Em comunicado que pode ver abaixo, a Comissão de Trabalhadores (CT) desafia o conselho de administração dos CTT a retirar a proposta de distribuição de dividendos e a manter o montante na empresa.

A administração dos CTT tem prevista a distribuição de dividendos de 11 cêntimos por ação dos resultados de 2019, o que significa mais 10% do que no ano anterior.

“Esses 16,5 milhões serão bem mais úteis se ficarem na empresa, neste quadro de crise, provocada pela Covid-19, cujo impacto nas receitas da empresa será inevitável e extremamente negativo”, salienta a CT.

Os trabalhadores sugerem ainda ao conselho de administração que abdique dos bónus que as Assembleias gerais lhes costumam atribuir.

“Em vez de despedimentos, rescisão de contratos de prestação de serviços, pressão sobre os trabalhadores para meterem férias ou outras medidas” que os prejudicam, os membros da administração “podem abdicar daquela variável das vossas remunerações, que habitualmente a Assembleia Geral vos atribui”, refere o comunicado.
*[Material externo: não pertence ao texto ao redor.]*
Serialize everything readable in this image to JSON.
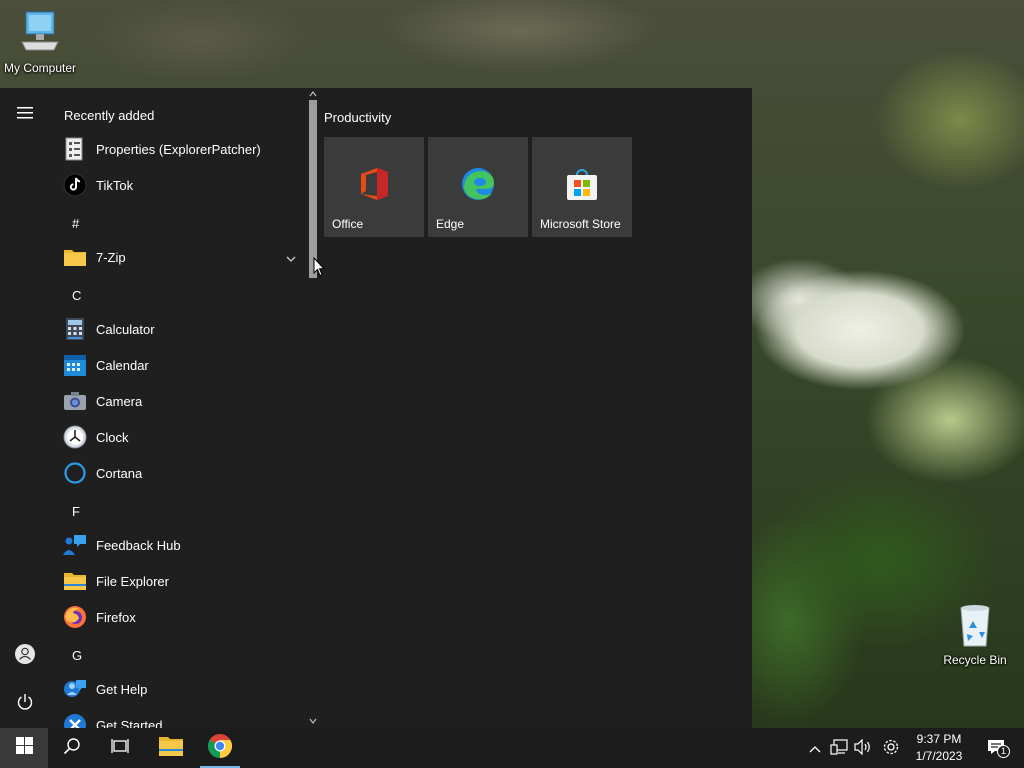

A CT apela ainda à administração que “seja consequente” e “prove” que está disposta a contribuir com a sua quota-parte para “ultrapassarmos este período que se reveste de enormes e graves perigos sociais e económicos para os trabalhadores dos CTT e os portugueses em geral”.

Bloco questiona Governo

Em pergunta, assinada pela deputada Isabel Pires, o Bloco interroga o Governo se considera aceitável a “estratégia de distribuição de dividendos”, se vai tomar alguma medida, “junto da administração [dos CTT] por forma a articular formas de atuação num momento de pandemia” e se vai implementar “uma medida de suspensão da distribuição de dividendos nos CTT e de forma mais alargada a todo o tecido empresarial”.

O Bloco pergunta ainda “que medidas preventivas já foram e estão a ser implementadas nos locais de trabalho dos CTT, nas suas diferentes vertentes: trabalho administrativo, estações de correios, giros dos carteiros e centros de distribuição” e que medidas o Governo vai tomar junto da administração dos CTT, “para resolver os problemas identificados, nomeadamente sobre a inexistência de mecanismos de proteção individual e reorganização do trabalho por forma a evitar riscos de propagação”.

No documento, o Bloco de Esquerda considera incompreensível a distribuição de dividendos, “quando ainda falta garantir condições condignas aos e às trabalhadoras por forma a garantir a sua segurança e a preservação dos serviços essenciais”.